Д. Дондурей: Но мы не можем обсуждать нашу тему в надежде, что кто-нибудь потратит на стоящее дело деньги, сопоставимые с теми, которые, скажем, потратил Алишер Усманов на оформление Константиновского дворца в Стрельне, выкупив за почти 100 миллионов долларов коллекцию Ростроповича и Вишневской.

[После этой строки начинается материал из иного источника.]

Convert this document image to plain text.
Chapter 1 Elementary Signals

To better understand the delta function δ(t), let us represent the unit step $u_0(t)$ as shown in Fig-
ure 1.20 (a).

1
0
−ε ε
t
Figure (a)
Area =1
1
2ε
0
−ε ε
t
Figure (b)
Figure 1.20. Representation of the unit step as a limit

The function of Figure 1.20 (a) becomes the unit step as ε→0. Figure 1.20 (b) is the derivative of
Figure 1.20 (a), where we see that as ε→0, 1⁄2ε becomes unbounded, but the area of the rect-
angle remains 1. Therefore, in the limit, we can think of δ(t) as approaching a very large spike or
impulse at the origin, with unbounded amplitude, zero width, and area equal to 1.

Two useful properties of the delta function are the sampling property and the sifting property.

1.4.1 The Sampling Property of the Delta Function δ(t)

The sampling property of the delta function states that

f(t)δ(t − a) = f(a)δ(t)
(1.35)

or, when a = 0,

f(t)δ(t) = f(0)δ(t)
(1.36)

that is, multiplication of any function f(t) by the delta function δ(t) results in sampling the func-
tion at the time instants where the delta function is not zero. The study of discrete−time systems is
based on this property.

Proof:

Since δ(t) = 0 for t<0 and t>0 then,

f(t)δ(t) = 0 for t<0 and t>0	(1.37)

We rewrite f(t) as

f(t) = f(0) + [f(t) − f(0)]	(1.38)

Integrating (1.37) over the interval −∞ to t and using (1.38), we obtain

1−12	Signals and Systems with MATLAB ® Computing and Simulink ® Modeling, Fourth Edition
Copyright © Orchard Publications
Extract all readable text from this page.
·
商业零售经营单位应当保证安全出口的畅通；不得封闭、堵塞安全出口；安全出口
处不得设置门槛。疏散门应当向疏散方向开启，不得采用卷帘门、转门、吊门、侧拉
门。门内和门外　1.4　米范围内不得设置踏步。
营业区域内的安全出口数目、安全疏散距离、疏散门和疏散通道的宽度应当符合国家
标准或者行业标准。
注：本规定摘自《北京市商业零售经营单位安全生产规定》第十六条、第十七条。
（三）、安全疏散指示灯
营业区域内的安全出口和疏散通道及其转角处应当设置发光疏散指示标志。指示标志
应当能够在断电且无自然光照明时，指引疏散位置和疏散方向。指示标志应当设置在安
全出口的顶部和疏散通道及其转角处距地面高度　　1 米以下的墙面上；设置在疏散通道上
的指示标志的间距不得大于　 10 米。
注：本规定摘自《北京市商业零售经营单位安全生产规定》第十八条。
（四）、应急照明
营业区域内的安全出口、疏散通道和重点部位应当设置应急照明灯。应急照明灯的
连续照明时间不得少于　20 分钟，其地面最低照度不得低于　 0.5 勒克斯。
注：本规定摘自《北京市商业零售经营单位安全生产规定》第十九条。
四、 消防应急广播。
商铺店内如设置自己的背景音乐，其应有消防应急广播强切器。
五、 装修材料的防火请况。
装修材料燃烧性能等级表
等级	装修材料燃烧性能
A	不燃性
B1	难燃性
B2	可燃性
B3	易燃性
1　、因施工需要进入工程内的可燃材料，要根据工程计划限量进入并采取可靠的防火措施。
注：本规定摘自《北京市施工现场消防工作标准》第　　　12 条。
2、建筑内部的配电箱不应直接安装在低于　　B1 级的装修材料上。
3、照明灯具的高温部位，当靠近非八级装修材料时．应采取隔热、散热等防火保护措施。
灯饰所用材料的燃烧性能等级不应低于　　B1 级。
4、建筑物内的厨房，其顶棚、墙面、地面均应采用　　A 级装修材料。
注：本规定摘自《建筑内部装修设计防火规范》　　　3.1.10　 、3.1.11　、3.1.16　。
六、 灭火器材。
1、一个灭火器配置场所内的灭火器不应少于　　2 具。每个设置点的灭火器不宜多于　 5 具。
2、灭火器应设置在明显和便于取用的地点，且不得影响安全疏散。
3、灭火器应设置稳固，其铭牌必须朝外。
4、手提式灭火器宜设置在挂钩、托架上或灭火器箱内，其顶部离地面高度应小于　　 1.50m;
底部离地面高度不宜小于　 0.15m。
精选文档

И. Бакштейн: На выставке, устроенной на Рублевке, был один очень хороший клиент, господин В. Пинчук, украинский бизнесмен, который вложил сумасшедшие деньги, создав музей современного искусства. По политическим ли причинам, по каким-либо другим, но у нас нет русского Пинчука, который создал бы такой частный музей. Ну а что касается Америки... Что и говорить, общество, государство там оказались более подготовленными к сдвигам, которые произошли в культуре в 90-е годы. В США отлажена эффективная система взаимоотношений между рыночной экономикой и некоммерческой сферой, и она прекрасно работает.
Д. Дондурей: А как у нас с этим?
И. Бакштейн: У нас взаимопогашающие механизмы, позволяющие поддерживать необходимый баланс, — в зачаточном состоянии. Поэтому и рынок существует в наиболее грубых, циничных, прямолинейных формах. Функционирование элитарной или бывшей элитарной культуры происходит мучительно, и для меня главный сюжет и тема — это выживание интеллектуала в грубой рыночной среде, а следовательно, и выживание так называемой высокой культуры.
Д. Дондурей: Но ведь все участники социальной коммуникации — художники, публика, разного рода институции, начальство, политики — не могут не понимать, что миссия нонпрофитности, аристократизма, сохранения романтизма просветительских представлений и идеалов непременно должна быть зарезервирована в любом социуме. Должна быть признана, обозначена, ей должны быть гарантированы некие квоты, бонусы, ей должны служить фонды... Задачи — или задания — формулируются очень просто: «Хочешь зарабатывать на блокбастерах — отдай два рубля на будущие шедевры. Хочешь зарабатывать на «Танцах со звездами» — сделай программу, развивающую детей». У нас же этого нет — государство и общество подобных условий не выдвигают. Кураторы в Кремле обязаны думать о поддержке просветительской — во всех смыслах этого слова, не только образовательном — функции культуры, если они пекутся о долгосрочном патриотизме.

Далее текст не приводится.